Convert categorical percentage data into an overall mean I have survey data in which the answer choices were "categorical" (0, <15%, 15-30%, 30-45%, 45-60%, 60-75%, 75-90%, >90%). In retrospect, this should have been a free response question, but I'm trying to report a single number (mean and confidence interval) that represents all of the responses. Is there a statistically-defensible (citable) way to do this? For example, the median response is 15-30%, but I'd like to report an actual mean response with hopefully a narrower "confidence interval" than 15-30%...
Unfortunately, the width of the categories is not consistent, although I could pool 0 and <15% and throw out >90%, potentially, and each group with be 15% across. If I then treat 0-15% as 1, 15-30% as 2...75-90% as 6 and take the mean, that gives me say 2.43. Would the mean would be 2.43*15 = 36%? 
 A: I guess this would divide experienced users of statistics. Some would just observe that the stable door is open and the horse is long since away. But there are some things you can do with extreme caution. 
What can do is plot your data so you have several points on the cumulative distribution, the fractions less than or equal to 0, 15, 30, 45, 60, 75, 90 and 100 (the last being 1 by definition). (I set aside ambiguities in your presentation of classes: what exactly was presented to people and why are 30, 45, 60 and 75 possible values of two classes?) 
Given this plot, all rising curves that pass through these points are consistent with the data. That gives a lot of scope for different estimates of the mean. The simplest method is to interpolate linearly within classes, so that you use midpoints 0, 7.5, 22.5, 37.5, 52.5, 67.5, 82.5 and 95. But just because that's simple doesn't mean it's a good idea. Or you could try something based on a guess at the form of the distribution or interpolation using cubic splines or piecewise cubic Hermite interpolation followed by numeric integration. The fact that the median is somewhere between 15 and 30% suggests a right skewed distribution, so that the weight within each interval is more likely to be towards the lower end of each interval. If so, linear interpolation will overestimate the mean. 

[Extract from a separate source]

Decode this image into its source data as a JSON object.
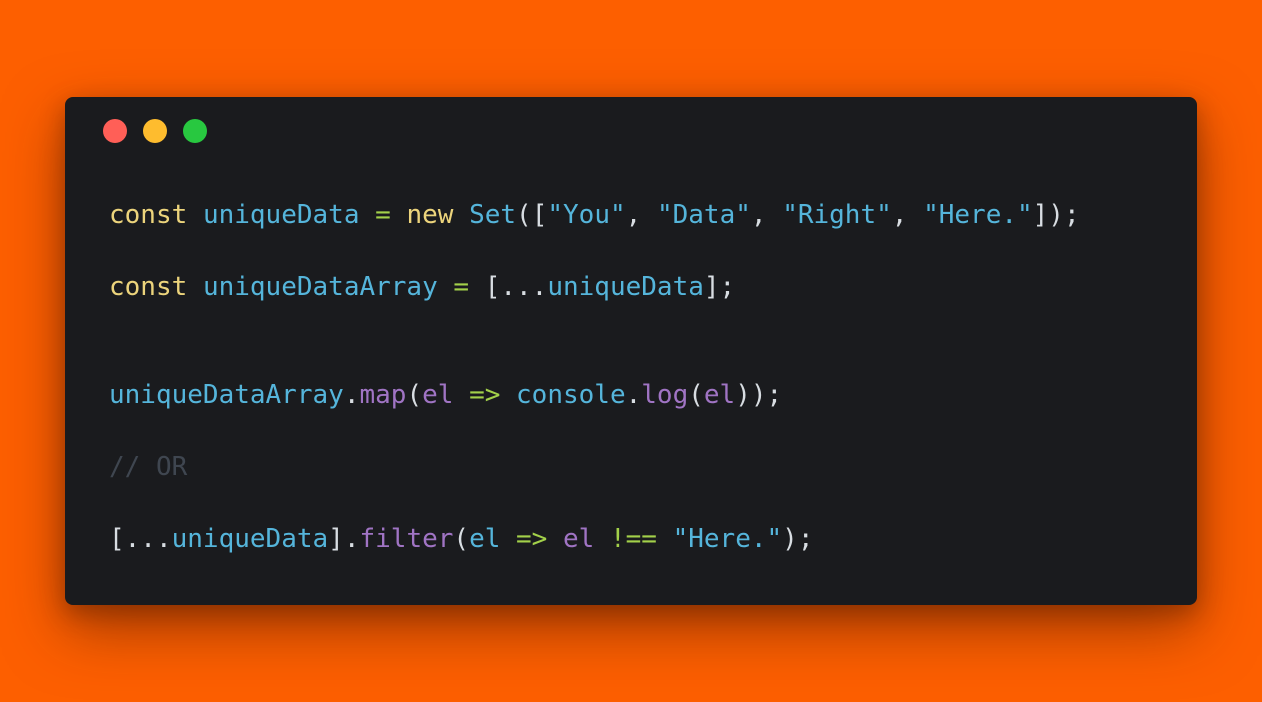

Getting a mean is hard enough; methods for getting a confidence interval could be imagined, but smack of unjustified precision. You can express uncertainty as an interval between an estimate based on the assumption that all values are at the lower end of each interval and one that all are at the upper end of each interval. 
I see no point to your suggested method. Pooling categories and throwing out one category because it's narrower than the others are not defensible. The consequences are discarding information (when you have so little to start with!)  and indeed bias.